Reviews | Employment in health care is on the rise. Is this a good thing?


The chart’s biggest achievement is No.2, Olmsted County, Minnesota, where Rochester’s Mayo Clinic draws patients from across the upper Midwest, as well as elsewhere in the United States and overseas. . Mayo has become even more important to the city in recent years, as IBM cut jobs there at what was once one of its largest IT factories. “It is a true blessing to have a world-class healthcare facility based in our county,” said John Wade, President of Rochester Area Economic Development Inc.

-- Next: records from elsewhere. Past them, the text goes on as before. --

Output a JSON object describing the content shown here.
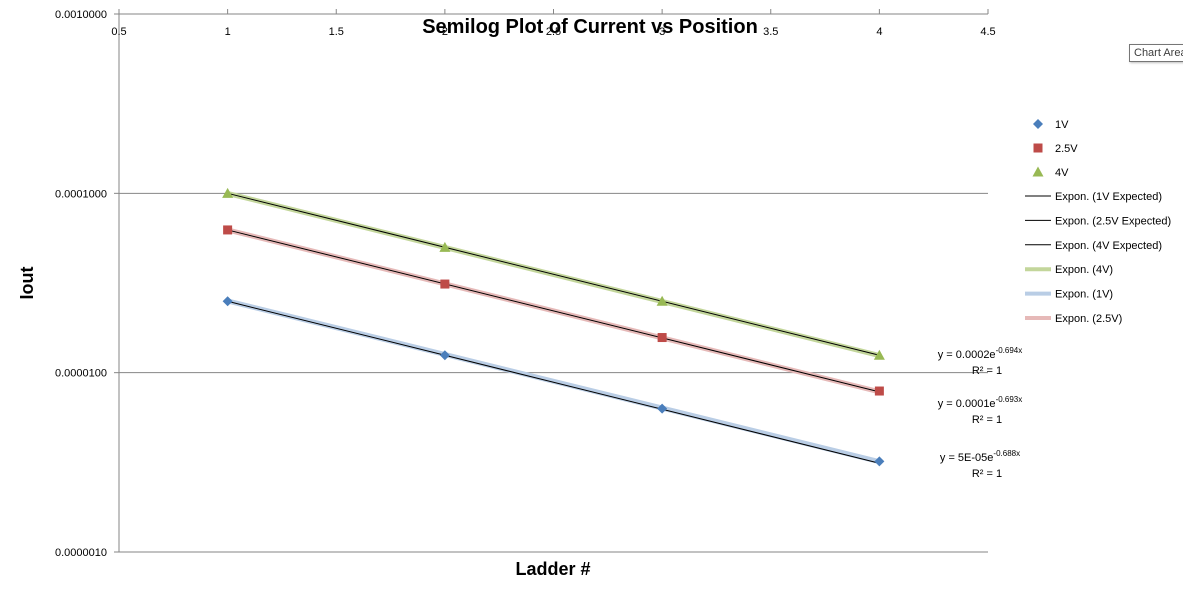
{
  "tooltip": "Chart Area",
  "chart_data": {
    "type": "scatter",
    "title": "Semilog Plot of Current vs Position",
    "xlabel": "Ladder #",
    "ylabel": "Iout",
    "xlim": [
      0.5,
      4.5
    ],
    "ylim": [
      1e-06,
      0.001
    ],
    "y_scale": "log",
    "x_ticks": [
      "0.5",
      "1",
      "1.5",
      "2",
      "2.5",
      "3",
      "3.5",
      "4",
      "4.5"
    ],
    "x_tick_values": [
      0.5,
      1,
      1.5,
      2,
      2.5,
      3,
      3.5,
      4,
      4.5
    ],
    "y_ticks": [
      "0.0010000",
      "0.0001000",
      "0.0000100",
      "0.0000010"
    ],
    "y_tick_values": [
      0.001,
      0.0001,
      1e-05,
      1e-06
    ],
    "x_axis_position": "top",
    "grid": "horizontal major",
    "legend_position": "right",
    "x": [
      1,
      2,
      3,
      4
    ],
    "series": [
      {
        "name": "1V",
        "marker": "diamond",
        "color": "#4a7ebb",
        "values": [
          2.5e-05,
          1.25e-05,
          6.3e-06,
          3.2e-06
        ]
      },
      {
        "name": "2.5V",
        "marker": "square",
        "color": "#be4b48",
        "values": [
          6.25e-05,
          3.12e-05,
          1.57e-05,
          7.9e-06
        ]
      },
      {
        "name": "4V",
        "marker": "triangle",
        "color": "#98b954",
        "values": [
          0.0001,
          5e-05,
          2.5e-05,
          1.25e-05
        ]
      }
    ],
    "fit_lines": [
      {
        "name": "Expon. (1V Expected)",
        "color": "#000000",
        "width": 1,
        "a": 5e-05,
        "k": -0.693
      },
      {
        "name": "Expon. (2.5V Expected)",
        "color": "#000000",
        "width": 1,
        "a": 0.000125,
        "k": -0.693
      },
      {
        "name": "Expon. (4V Expected)",
        "color": "#000000",
        "width": 1,
        "a": 0.0002,
        "k": -0.693
      },
      {
        "name": "Expon. (4V)",
        "color": "#c3d69b",
        "width": 5,
        "a": 0.0002,
        "k": -0.694
      },
      {
        "name": "Expon. (1V)",
        "color": "#b9cde5",
        "width": 5,
        "a": 5e-05,
        "k": -0.688
      },
      {
        "name": "Expon. (2.5V)",
        "color": "#e6b9b8",
        "width": 5,
        "a": 0.000125,
        "k": -0.693
      }
    ],
    "equations": [
      {
        "equation": "y = 0.0002e",
        "exponent": "-0.694x",
        "r2": "R² = 1"
      },
      {
        "equation": "y = 0.0001e",
        "exponent": "-0.693x",
        "r2": "R² = 1"
      },
      {
        "equation": "y = 5E-05e",
        "exponent": "-0.688x",
        "r2": "R² = 1"
      }
    ]
  }
}
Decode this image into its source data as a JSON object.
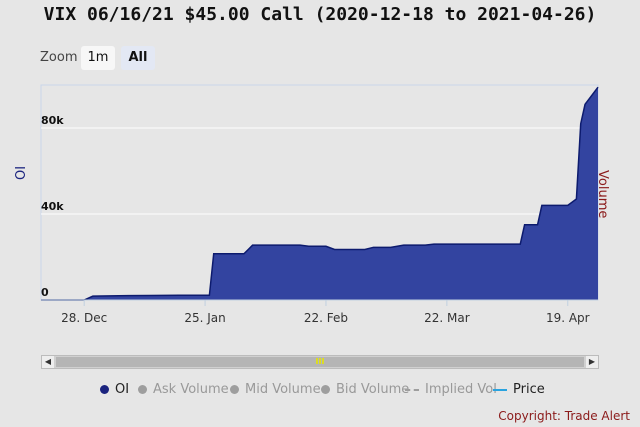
{
  "title": "VIX 06/16/21 $45.00 Call (2020-12-18 to 2021-04-26)",
  "zoom": {
    "label": "Zoom",
    "buttons": [
      "1m",
      "All"
    ],
    "selected": "All"
  },
  "navigator": {
    "left_arrow": "◀",
    "right_arrow": "▶",
    "grip": "III"
  },
  "legend": [
    {
      "label": "OI",
      "active": true,
      "symbol": "dot",
      "color": "#1a237e"
    },
    {
      "label": "Ask Volume",
      "active": false,
      "symbol": "dot",
      "color": "#9e9e9e"
    },
    {
      "label": "Mid Volume",
      "active": false,
      "symbol": "dot",
      "color": "#9e9e9e"
    },
    {
      "label": "Bid Volume",
      "active": false,
      "symbol": "dot",
      "color": "#9e9e9e"
    },
    {
      "label": "Implied Vol",
      "active": false,
      "symbol": "dash",
      "color": "#9e9e9e"
    },
    {
      "label": "Price",
      "active": true,
      "symbol": "line",
      "color": "#29a3df"
    }
  ],
  "copyright": "Copyright: Trade Alert",
  "chart_data": {
    "type": "area",
    "title": "VIX 06/16/21 $45.00 Call (2020-12-18 to 2021-04-26)",
    "ylabel": "OI",
    "y2label": "Volume",
    "ylim": [
      0,
      100000
    ],
    "yticks": [
      0,
      40000,
      80000
    ],
    "ytick_labels": [
      "0",
      "40k",
      "80k"
    ],
    "xlim": [
      "2020-12-18",
      "2021-04-26"
    ],
    "xticks": [
      "2020-12-28",
      "2021-01-25",
      "2021-02-22",
      "2021-03-22",
      "2021-04-19"
    ],
    "xtick_labels": [
      "28. Dec",
      "25. Jan",
      "22. Feb",
      "22. Mar",
      "19. Apr"
    ],
    "grid": true,
    "colors": {
      "fill": "#3344a0",
      "line": "#0d1b6e"
    },
    "series": [
      {
        "name": "OI",
        "x": [
          "2020-12-18",
          "2020-12-28",
          "2020-12-30",
          "2021-01-05",
          "2021-01-12",
          "2021-01-19",
          "2021-01-26",
          "2021-01-27",
          "2021-02-03",
          "2021-02-04",
          "2021-02-05",
          "2021-02-10",
          "2021-02-16",
          "2021-02-18",
          "2021-02-22",
          "2021-02-24",
          "2021-03-03",
          "2021-03-05",
          "2021-03-09",
          "2021-03-12",
          "2021-03-17",
          "2021-03-19",
          "2021-03-26",
          "2021-03-31",
          "2021-04-06",
          "2021-04-08",
          "2021-04-09",
          "2021-04-12",
          "2021-04-13",
          "2021-04-19",
          "2021-04-21",
          "2021-04-22",
          "2021-04-23",
          "2021-04-26"
        ],
        "y": [
          0,
          0,
          1800,
          2000,
          2100,
          2200,
          2200,
          21500,
          21500,
          23500,
          25500,
          25500,
          25500,
          25000,
          25000,
          23500,
          23500,
          24500,
          24500,
          25500,
          25500,
          26000,
          26000,
          26000,
          26000,
          26000,
          35000,
          35000,
          44000,
          44000,
          47000,
          82000,
          91000,
          99000
        ]
      }
    ]
  }
}
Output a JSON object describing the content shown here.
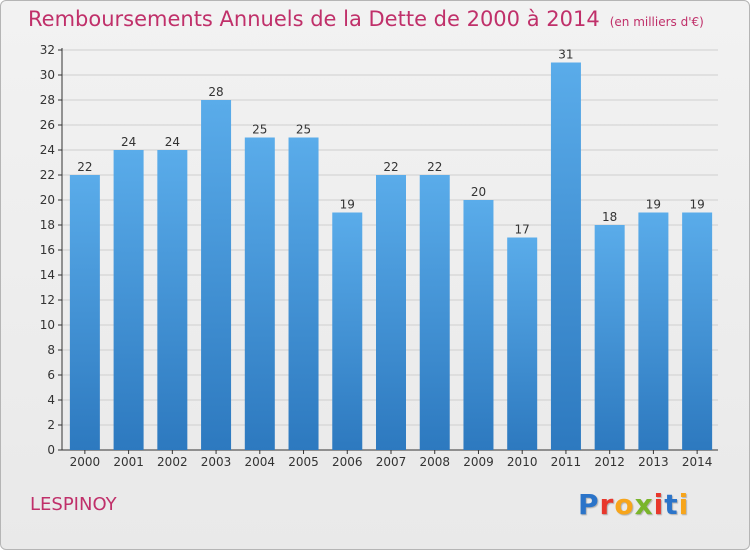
{
  "title": "Remboursements Annuels de la Dette de 2000 à 2014",
  "subtitle": "(en milliers d'€)",
  "commune": "LESPINOY",
  "logo": {
    "text": "Proxiti",
    "letter_colors": [
      "#2b74c9",
      "#e8372c",
      "#f7a51b",
      "#7ab52b",
      "#e8372c",
      "#2b74c9",
      "#f7a51b"
    ]
  },
  "colors": {
    "title": "#c0306a",
    "bar_top": "#5aacea",
    "bar_bottom": "#2d79bf",
    "axis": "#333333",
    "grid": "#cfcfcf"
  },
  "chart_data": {
    "type": "bar",
    "categories": [
      "2000",
      "2001",
      "2002",
      "2003",
      "2004",
      "2005",
      "2006",
      "2007",
      "2008",
      "2009",
      "2010",
      "2011",
      "2012",
      "2013",
      "2014"
    ],
    "values": [
      22,
      24,
      24,
      28,
      25,
      25,
      19,
      22,
      22,
      20,
      17,
      31,
      18,
      19,
      19
    ],
    "ylim": [
      0,
      32
    ],
    "yticks": [
      0,
      2,
      4,
      6,
      8,
      10,
      12,
      14,
      16,
      18,
      20,
      22,
      24,
      26,
      28,
      30,
      32
    ],
    "grid": true,
    "data_labels": true
  }
}
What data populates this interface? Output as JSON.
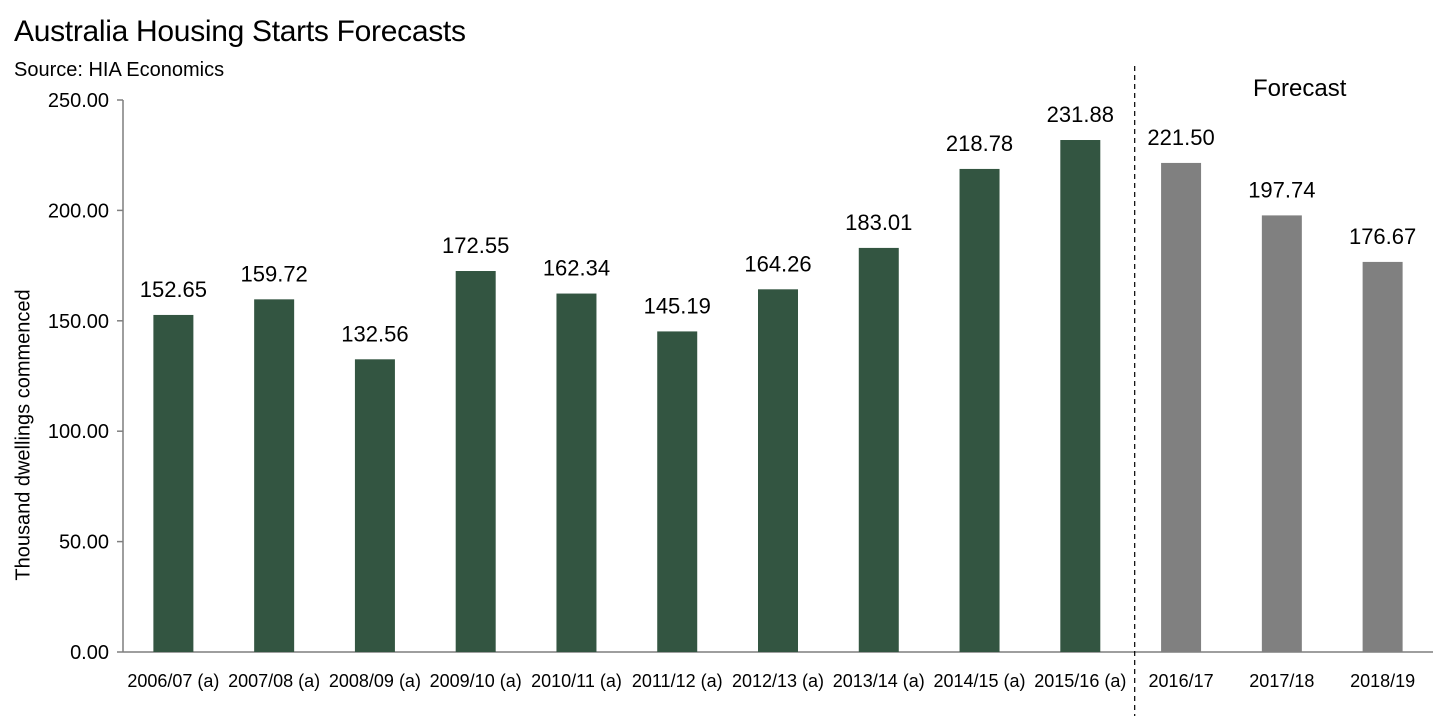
{
  "chart_data": {
    "type": "bar",
    "title": "Australia Housing Starts Forecasts",
    "subtitle": "Source: HIA Economics",
    "ylabel": "Thousand dwellings commenced",
    "xlabel": "",
    "ylim": [
      0,
      250
    ],
    "yticks": [
      "0.00",
      "50.00",
      "100.00",
      "150.00",
      "200.00",
      "250.00"
    ],
    "categories": [
      "2006/07 (a)",
      "2007/08 (a)",
      "2008/09 (a)",
      "2009/10 (a)",
      "2010/11 (a)",
      "2011/12 (a)",
      "2012/13 (a)",
      "2013/14 (a)",
      "2014/15 (a)",
      "2015/16 (a)",
      "2016/17",
      "2017/18",
      "2018/19"
    ],
    "values": [
      152.65,
      159.72,
      132.56,
      172.55,
      162.34,
      145.19,
      164.26,
      183.01,
      218.78,
      231.88,
      221.5,
      197.74,
      176.67
    ],
    "value_labels": [
      "152.65",
      "159.72",
      "132.56",
      "172.55",
      "162.34",
      "145.19",
      "164.26",
      "183.01",
      "218.78",
      "231.88",
      "221.50",
      "197.74",
      "176.67"
    ],
    "forecast_annotation": "Forecast",
    "forecast_start_index": 10,
    "colors": {
      "actual": "#335541",
      "forecast": "#808080"
    },
    "grid": false,
    "legend": "none"
  }
}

Each county that relies on the health care industry must decide whether to double its specialty or diversify so it doesn’t have all its budget eggs in one basket. Olmsted County is open to all kinds of employers, but it emphasizes healthcare, says Patrick Seeb, executive director of Destination Medical Center, which, despite its name, is not a hospital but an economic development agency responsible for distributing infrastructure funds for the state of Minnesota.

Seeb is trying to get people to call Rochester America’s Med City. Google and Epic Systems have opened offices there to work with Mayo on data mining and electronic medical records, respectively, he said. And now other businesses are coming in because of Google and Epic. “They are concentric circles,” he says.

The third county on the list is a less happy story. Breathitt County, Kentucky is in a part of the Appalachians that has suffered from declining employment, shrinking population and poor health. “Healthcare is one of our biggest employers,” says Sue Clair, who owns a real estate development company in county seat Jackson. “We have no other type of job than this. A 40,000 square foot industrial building was built over 20 years ago with public funds but has never attracted a commercial tenant. “Right now it contains the County Breathitt Water District,” she said.

County Breathitt isn’t the only one on the hard-pressed list. Three of the top 10 counties are in eastern Kentucky and one, Cumberland, in south-central Kentucky, all struggling economically. It is not a coincidence. When the local economy weakens, total employment declines and the need for health services increases, pushing counties to the top of the list. Kentucky has the third highest death rate in the country, after West Virginia and Mississippi, according to the National Center for Health Statistics.

Kosali Simon, a health economist and assistant vice-chancellor for health sciences at Indiana University at Bloomington, did some math for me using her own dataset and found that the share of the A county’s population in poverty is a predictor of its health care and social assistance employment share.

Many economists view the increase in health care employment nationwide as a mixed blessing. “Every person employed in health care is one less person available to work in other industries,” wrote David Cutler, a health economist at Harvard University, in a 2018 article for the JAMA Forum, a American Medical Association publication. “So people should only be working in health care if the extra care is more valuable than production would be in another industry.”